China Reports First Death From Monkey B Virus
China reported its first death due to Monkey B Virus. The Beijing-based vet was also the country’s first human infection case with Monkey B Virus (BV).
He died from the virus, reported The Global Times. The 53-year-old male vet worked for an institution researching non-human primates. His family members are reportedly safe from the virus.
According to the Chinese tabloid, the vet dissected two dead monkeys in March this year, and after a month, he showed symptoms of the virus.
He complained of nausea and vomiting. The information in this regard was revealed by China’s CDC Weekly English Platform of the Chinese Center for Disease Control and Prevention on Saturday.
The vet sought treatment for the virus in several hospitals. However, he breathed his last on May 27, 2021. Prior to his case, there was no fatality due to the Monkey B Virus.
In April, researchers had collected the veterinarian’s cerebrospinal fluid and found out that he was positive for the virus. Meanwhile, all his family members were tested negative for the Monkey B virus.
Notably, the virus was first detected in 1931. It is an alphaherpesvirus enzootic found in macaque monkeys of the genus Macaca.
The Monkey B virus can be spread through direct contact with the infected money or via the exchange of bodily secretions.
The fatality rate of the virus is close to 50 percent. Since the identification of the virus in 1932, there have been 50 documented cases of human B virus infection.
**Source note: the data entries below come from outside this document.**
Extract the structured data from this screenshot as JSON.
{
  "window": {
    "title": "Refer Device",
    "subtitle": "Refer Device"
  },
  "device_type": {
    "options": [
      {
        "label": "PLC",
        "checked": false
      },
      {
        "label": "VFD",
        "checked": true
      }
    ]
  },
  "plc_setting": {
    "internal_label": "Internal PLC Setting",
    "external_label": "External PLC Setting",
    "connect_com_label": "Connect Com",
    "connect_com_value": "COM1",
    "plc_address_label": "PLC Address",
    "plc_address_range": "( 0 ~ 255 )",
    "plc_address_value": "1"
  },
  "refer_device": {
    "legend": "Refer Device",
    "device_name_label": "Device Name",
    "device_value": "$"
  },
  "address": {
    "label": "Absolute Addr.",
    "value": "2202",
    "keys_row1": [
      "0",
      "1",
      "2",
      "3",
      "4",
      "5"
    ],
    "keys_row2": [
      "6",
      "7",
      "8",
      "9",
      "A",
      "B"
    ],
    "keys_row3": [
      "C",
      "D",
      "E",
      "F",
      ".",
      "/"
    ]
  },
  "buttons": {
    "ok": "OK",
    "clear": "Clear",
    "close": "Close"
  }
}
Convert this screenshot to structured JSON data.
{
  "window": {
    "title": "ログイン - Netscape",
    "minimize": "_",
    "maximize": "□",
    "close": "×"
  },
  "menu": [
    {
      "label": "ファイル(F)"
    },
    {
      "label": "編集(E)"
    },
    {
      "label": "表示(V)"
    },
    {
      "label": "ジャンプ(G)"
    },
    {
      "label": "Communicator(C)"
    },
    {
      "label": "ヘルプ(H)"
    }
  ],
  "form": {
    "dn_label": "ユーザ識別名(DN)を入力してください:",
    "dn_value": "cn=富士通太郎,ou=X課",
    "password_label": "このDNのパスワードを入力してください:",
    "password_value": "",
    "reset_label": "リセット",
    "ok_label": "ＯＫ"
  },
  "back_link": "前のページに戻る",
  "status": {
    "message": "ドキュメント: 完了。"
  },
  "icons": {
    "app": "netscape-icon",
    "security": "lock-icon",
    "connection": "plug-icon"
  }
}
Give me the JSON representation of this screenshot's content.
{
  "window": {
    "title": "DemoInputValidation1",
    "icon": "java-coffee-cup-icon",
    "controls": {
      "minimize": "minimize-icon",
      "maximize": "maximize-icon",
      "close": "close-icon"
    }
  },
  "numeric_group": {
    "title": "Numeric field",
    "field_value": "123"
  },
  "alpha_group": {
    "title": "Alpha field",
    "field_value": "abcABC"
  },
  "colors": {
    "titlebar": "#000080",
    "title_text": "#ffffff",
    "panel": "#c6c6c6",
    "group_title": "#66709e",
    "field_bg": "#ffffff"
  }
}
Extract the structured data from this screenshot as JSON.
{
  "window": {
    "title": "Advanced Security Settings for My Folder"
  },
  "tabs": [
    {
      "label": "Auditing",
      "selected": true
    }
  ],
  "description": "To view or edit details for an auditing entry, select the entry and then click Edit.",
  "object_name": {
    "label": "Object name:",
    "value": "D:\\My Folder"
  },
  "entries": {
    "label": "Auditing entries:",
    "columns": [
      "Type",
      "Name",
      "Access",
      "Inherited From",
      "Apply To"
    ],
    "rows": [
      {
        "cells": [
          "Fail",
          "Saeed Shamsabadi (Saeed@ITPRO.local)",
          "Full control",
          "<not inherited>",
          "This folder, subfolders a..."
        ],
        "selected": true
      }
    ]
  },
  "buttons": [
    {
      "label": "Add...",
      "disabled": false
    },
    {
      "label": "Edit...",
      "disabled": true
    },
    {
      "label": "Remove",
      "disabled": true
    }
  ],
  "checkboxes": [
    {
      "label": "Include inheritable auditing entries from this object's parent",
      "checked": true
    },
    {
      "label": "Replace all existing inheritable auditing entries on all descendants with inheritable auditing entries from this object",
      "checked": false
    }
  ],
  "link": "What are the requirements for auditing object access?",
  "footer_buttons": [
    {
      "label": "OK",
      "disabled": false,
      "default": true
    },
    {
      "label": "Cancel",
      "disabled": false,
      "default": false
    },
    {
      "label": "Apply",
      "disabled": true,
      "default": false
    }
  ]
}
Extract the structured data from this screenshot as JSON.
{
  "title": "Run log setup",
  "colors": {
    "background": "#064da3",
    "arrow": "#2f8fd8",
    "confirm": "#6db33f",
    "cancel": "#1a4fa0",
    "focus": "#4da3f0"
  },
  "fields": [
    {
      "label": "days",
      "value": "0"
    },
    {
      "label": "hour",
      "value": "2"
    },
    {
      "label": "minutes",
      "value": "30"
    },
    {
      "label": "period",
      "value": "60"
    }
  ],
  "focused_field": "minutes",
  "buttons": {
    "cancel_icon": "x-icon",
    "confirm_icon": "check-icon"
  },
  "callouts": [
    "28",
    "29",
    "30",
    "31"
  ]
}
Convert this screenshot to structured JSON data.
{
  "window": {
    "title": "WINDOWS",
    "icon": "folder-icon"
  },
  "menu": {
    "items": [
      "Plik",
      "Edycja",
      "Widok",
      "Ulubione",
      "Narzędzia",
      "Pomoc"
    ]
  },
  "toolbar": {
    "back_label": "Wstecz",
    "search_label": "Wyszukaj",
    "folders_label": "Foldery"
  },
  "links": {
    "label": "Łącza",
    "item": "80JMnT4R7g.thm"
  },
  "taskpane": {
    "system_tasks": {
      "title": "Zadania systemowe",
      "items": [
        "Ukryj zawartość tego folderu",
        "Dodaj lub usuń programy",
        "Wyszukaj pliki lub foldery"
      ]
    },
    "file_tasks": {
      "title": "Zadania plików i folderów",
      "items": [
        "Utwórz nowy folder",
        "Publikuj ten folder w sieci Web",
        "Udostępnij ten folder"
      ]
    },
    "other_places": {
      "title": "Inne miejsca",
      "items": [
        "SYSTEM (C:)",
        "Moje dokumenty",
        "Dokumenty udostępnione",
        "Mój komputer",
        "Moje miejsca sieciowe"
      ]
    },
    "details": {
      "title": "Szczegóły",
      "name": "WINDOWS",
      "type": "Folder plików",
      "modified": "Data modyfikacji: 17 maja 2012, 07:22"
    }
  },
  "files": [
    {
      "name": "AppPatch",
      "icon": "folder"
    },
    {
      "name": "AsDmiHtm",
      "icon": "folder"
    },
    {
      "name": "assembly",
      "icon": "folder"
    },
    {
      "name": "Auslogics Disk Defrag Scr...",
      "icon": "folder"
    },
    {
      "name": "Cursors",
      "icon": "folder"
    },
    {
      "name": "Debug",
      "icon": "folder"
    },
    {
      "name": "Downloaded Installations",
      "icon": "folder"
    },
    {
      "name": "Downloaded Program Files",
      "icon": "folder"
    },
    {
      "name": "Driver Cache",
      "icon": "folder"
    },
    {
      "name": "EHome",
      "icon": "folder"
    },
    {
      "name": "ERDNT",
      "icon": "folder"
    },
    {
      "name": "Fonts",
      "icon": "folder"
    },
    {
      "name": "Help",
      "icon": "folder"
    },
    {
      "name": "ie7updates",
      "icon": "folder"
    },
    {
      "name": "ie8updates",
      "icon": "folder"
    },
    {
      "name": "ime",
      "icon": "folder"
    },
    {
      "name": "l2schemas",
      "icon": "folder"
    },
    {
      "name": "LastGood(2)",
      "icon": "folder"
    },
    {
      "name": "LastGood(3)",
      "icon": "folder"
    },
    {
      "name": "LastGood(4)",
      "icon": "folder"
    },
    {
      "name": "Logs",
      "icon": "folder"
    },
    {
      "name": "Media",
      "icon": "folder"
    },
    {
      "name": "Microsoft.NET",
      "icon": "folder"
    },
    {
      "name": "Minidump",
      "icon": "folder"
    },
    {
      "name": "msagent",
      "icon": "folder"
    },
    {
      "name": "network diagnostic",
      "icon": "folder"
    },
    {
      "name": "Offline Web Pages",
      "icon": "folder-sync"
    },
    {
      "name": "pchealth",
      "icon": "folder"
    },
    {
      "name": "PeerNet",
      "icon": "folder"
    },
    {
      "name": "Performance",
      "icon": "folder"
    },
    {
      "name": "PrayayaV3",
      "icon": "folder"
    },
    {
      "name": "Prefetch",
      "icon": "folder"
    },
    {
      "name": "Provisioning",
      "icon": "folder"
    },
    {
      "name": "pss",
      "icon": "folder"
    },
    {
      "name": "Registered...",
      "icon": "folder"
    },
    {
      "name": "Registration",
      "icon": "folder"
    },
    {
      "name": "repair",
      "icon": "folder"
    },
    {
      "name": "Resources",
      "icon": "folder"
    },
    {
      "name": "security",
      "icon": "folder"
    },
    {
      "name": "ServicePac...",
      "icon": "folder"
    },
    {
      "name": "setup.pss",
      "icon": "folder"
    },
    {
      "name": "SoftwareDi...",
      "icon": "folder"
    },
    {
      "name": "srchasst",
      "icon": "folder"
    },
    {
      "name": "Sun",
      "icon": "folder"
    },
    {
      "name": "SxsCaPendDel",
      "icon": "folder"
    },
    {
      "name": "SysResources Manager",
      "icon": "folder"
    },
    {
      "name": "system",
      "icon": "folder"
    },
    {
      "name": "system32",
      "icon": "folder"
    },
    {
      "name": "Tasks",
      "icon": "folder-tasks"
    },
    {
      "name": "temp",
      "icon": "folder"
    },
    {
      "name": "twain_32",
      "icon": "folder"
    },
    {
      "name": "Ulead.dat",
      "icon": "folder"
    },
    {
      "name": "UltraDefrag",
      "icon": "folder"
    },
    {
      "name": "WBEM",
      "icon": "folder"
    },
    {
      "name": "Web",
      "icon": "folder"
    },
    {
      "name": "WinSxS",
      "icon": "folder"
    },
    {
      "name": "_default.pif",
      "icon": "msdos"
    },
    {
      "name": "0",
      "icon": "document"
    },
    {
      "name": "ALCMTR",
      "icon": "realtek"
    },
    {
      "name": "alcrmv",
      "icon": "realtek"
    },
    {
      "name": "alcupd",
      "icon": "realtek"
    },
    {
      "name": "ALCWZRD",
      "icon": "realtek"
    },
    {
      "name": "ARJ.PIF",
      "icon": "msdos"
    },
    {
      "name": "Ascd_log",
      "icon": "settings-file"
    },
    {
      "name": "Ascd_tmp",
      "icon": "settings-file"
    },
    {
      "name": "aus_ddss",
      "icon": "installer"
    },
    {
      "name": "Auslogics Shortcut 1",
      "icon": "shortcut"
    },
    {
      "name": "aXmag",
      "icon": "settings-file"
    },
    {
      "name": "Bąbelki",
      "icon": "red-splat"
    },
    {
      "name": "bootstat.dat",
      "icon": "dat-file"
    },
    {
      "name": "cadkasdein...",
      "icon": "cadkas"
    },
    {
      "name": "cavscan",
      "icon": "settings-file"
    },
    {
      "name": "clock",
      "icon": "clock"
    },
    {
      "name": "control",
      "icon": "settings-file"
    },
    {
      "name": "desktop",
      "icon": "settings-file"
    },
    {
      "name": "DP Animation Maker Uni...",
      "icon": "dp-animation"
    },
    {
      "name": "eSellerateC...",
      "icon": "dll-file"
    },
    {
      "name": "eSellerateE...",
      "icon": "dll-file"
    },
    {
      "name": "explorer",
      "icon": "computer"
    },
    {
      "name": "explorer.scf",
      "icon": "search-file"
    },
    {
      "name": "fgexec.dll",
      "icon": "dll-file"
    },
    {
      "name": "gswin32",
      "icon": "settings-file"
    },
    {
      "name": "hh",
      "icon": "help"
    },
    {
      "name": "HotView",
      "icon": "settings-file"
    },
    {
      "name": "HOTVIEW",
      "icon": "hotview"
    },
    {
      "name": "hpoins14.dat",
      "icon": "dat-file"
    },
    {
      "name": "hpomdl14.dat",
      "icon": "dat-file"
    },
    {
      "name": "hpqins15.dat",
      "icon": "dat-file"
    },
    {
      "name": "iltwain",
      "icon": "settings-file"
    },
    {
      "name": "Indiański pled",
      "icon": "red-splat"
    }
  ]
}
The Monkey BV is caused by macaques, a genus of Old World monkeys that serve as the natural host. While the virus is transmitted by macaques, chimpanzees and capuchin monkeys can also become infected and die. B virus is also commonly referred to as herpes B, monkey B virus, herpesvirus simiae, and herpesvirus B.
United States’ Centre for Disease Control (CDC) has said that B Virus infections in people were rare and since its first detection in 1932, it has infected just 50 people. Only 21 of them died.
The virus is found in saliva, faeces, urine, brain, or spinal cord tissue of macaques, which can survive for hours on surfaces, particularly when moist.
While the risk of common people getting infected by the virus is low, it is high among laboratory workers, veterinarians, and others who may be exposed to monkeys or their specimens.